Strategy disclosed a $12.4 billion net loss for Q4 2025, up from $670.8 million a year earlier, as its Bitcoin holdings traded below the company's $76,052 average purchase price. The loss stems from an unrealized $17.4 billion digital asset write-down under U.S. GAAP rules requiring cryptocurrency to be treated as indefinite-lived intangible assets subject to impairment testing.
The accounting treatment matters: under ASC 350-60, crypto holdings are marked down when market value drops below cost, but upward revaluations are prohibited until disposal. This creates asymmetric volatility in reported earnings that doesn't reflect cash position. Strategy closed the quarter with $2.3 billion in cash and holds over 670,000 BTC.

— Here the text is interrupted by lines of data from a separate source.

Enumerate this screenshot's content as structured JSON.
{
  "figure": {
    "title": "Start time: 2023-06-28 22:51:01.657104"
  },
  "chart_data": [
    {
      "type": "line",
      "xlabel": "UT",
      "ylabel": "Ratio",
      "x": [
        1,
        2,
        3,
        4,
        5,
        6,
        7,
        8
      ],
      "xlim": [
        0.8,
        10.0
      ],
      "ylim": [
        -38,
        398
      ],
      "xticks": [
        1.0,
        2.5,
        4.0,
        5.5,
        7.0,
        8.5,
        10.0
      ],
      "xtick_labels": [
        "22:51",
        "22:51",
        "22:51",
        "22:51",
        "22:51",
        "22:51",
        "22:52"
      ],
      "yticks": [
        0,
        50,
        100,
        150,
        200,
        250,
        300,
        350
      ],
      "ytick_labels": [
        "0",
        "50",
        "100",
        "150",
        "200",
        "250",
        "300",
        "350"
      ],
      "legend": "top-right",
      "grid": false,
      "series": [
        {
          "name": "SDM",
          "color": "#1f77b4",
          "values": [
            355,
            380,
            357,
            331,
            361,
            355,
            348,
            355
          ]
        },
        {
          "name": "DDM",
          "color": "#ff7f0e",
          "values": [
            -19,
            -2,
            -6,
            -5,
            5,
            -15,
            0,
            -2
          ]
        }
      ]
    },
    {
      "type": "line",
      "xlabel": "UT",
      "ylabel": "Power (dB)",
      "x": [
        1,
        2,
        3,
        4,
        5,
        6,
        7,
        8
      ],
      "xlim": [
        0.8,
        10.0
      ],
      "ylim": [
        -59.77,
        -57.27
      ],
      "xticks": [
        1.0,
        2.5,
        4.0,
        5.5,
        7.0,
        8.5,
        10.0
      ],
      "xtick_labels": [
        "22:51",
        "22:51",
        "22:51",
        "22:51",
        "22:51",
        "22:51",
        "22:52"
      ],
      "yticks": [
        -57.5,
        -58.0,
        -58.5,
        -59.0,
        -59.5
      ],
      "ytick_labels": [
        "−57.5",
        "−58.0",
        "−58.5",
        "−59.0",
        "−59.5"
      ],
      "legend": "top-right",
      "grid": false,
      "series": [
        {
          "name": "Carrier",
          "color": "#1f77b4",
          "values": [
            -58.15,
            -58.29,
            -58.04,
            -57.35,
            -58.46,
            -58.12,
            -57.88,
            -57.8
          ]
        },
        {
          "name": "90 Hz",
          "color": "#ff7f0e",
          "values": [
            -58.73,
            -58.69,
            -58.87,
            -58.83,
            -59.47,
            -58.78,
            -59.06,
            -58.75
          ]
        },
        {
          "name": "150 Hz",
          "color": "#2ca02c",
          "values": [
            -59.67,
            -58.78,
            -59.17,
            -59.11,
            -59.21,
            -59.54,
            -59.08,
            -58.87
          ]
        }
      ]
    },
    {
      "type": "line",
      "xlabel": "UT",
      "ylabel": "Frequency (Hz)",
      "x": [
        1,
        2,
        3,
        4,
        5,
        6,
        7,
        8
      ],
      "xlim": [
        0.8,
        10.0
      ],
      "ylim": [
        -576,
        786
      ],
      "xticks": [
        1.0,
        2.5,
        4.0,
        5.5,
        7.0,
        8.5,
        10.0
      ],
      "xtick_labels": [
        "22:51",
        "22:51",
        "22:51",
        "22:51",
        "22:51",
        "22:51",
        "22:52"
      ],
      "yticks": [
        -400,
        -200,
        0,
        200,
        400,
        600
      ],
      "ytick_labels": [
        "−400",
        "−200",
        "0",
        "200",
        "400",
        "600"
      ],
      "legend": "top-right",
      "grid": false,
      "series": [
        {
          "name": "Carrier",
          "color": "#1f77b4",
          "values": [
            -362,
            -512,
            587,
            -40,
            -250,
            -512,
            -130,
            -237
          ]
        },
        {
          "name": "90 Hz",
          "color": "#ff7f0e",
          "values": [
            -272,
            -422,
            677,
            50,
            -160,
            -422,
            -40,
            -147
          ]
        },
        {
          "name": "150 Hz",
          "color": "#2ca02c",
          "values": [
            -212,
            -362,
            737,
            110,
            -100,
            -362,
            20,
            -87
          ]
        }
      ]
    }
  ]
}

The software business told a different story. Subscription revenue jumped 62% year-over-year to $51.8 million, and total revenues of $123 million beat consensus estimates by 2.83%. Gross margin declined to 66.1% from 71.7%, but the core operations remain profitable.
Investors aren't buying the separation of software and Bitcoin operations. MSTR stock dropped 17% on earnings day to $106.99, now down 68% year-over-year. The market's Net Asset Value premium stands at just 1.09, meaning investors value the company barely above its Bitcoin holdings alone. During rallies, that premium has reached 2.0 or higher.
Strategy has twice failed to gain S&P 500 inclusion (September and December 2025), which would bring passive institutional flows and validate the Bitcoin treasury strategy. The company maintains $4 billion available for share buybacks, though CEO Michael Saylor has prioritized Bitcoin accumulation over traditional capital allocation.
For enterprise CFOs watching digital asset accounting, Strategy serves as a case study in GAAP's treatment of cryptocurrency holdings on public company balance sheets. The impairment-only model creates headline volatility that obscures operational performance, a challenge any large organization holding Bitcoin will face under current standards. The IFRS treatment differs slightly but produces similar asymmetry.
The real question: can Strategy's software growth story survive perpetual subordination to Bitcoin price action, or does a 1.09 mNAV signal the market has stopped paying for anything beyond the underlying crypto position?